According to AC/DC, first there was light, then there was sound, then there was drums (sic), then there was guitar… And then rock and roll was born. It skips a couple of bits of the evolutionary timeline – like when Adam took one of his spare ribs and made a Fender Precision bass out of it – but as a potted history of rock, it’s not too far off the mark. Of course it omits the latter day stuff, like when Harmonix created Rock Band and brought rock to the gaming masses.
And this sequel continues the good work. To begin with, we’d best point out that we reviewed Rock Band 2 with the original game’s instruments. An improved version of the ‘band in a box’ pack is supposed to be coming out soon, with quieter drums that register the velocity of your hits and a more solid guitar. As to the exact date when this lot will be released, we haven’t had anything confirmed through official channels.
So, to the game: what’s new? Well obviously there’s a whole new set list of 84 songs. As with the previous Rock Band, it’s a varied selection with indie music such as L7 and the Presidents of the USA accompanying the likes of AC/DC classic rock, heavier stuff like Metallica and nu-metal such as Linkin Park. Even Elvis Costello’s here, and there are some excellent tunes throughout.

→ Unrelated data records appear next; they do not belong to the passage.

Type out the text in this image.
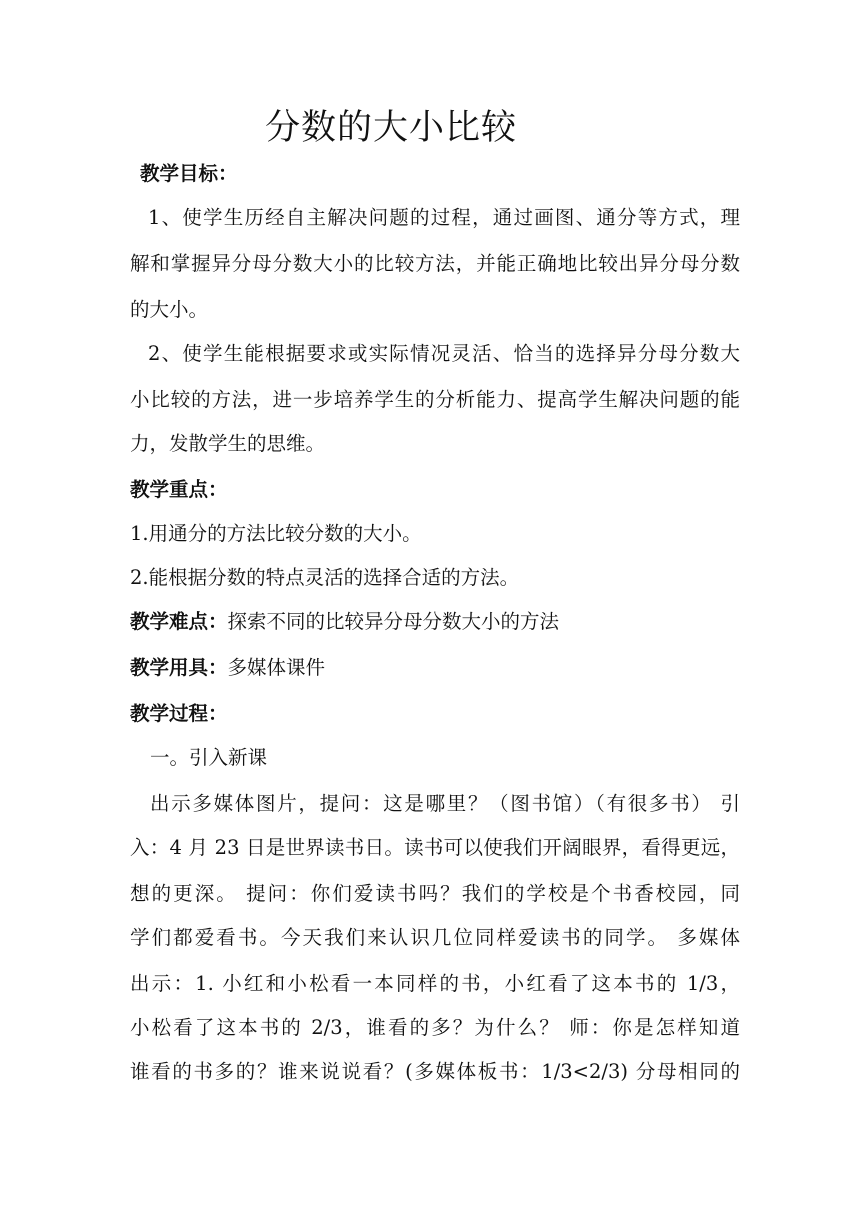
分数的大小比较
教学目标：
1、使学生历经自主解决问题的过程，通过画图、通分等方式，理
解和掌握异分母分数大小的比较方法，并能正确地比较出异分母分数
的大小。
2、使学生能根据要求或实际情况灵活、恰当的选择异分母分数大
小比较的方法，进一步培养学生的分析能力、提高学生解决问题的能
力，发散学生的思维。
教学重点：
1.用通分的方法比较分数的大小。
2.能根据分数的特点灵活的选择合适的方法。
教学难点：探索不同的比较异分母分数大小的方法
教学用具：多媒体课件
教学过程：
一。引入新课
出示多媒体图片，提问：这是哪里？（图书馆）（有很多书） 引
入：4 月 23 日是世界读书日。读书可以使我们开阔眼界，看得更远，
想的更深。 提问：你们爱读书吗？我们的学校是个书香校园，同
学们都爱看书。今天我们来认识几位同样爱读书的同学。 多媒体
出示：1. 小红和小松看一本同样的书，小红看了这本书的 1/3，
小松看了这本书的 2/3，谁看的多？为什么？ 师：你是怎样知道
谁看的书多的？谁来说说看？(多媒体板书：1/3<2/3) 分母相同的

On the whole, we preferred it to Guitar Hero: World Tour‘s collection of music. The note charts are also more closely tied to the songs than in Activision’s effort, although we still appreciate Guitar Hero’s more forgiving sense of timing on hammer-ons. That said, Rock Band 2′s note charts are simpler so the difficulty level kind of balances itself out. If anything, it’s Rock Band that errs on the easy side, at least on the beginner and medium skill levels.
Aside from the tunes, there aren’t many wholesale additions to the game: it’s more a case of tweaking the formula. The career mode is pretty much the same as it was in the original, with venues around the globe to gig at, fans to gain and tour buses and planes to be earned.
However, some interesting extras have been thrown in, such as a choice of staff to hire who bring different bonuses to the band, and more random events that occur. For example, you might suddenly be asked to do a video shoot or impress a music mag reviewer by completing a song without using overdrive power-ups. This all helps to lend a bit of extra depth to the band campaign.
Drummers will be pleased to hear that Harmonix has introduced a drum trainer. This lets you practice a variety of different beats at various tempos, and also boasts a drum fills section that encourages the player to develop rhythmic improvisations to set off overdrive, rather than just randomly beating the drum pads like a loon. There are some useful and instructive nuggets here.
Tour challenges are another new addition in which a band tackles a set of themed songs (for example, sixties classics). Completing the set unlocks further, more difficult tasks. Finally, an online battle of the bands has been introduced which sets up various themed challenges on a daily basis, and lets you see where you stack up against the rest of the world’s plastic guitar shredders and drum maniacs.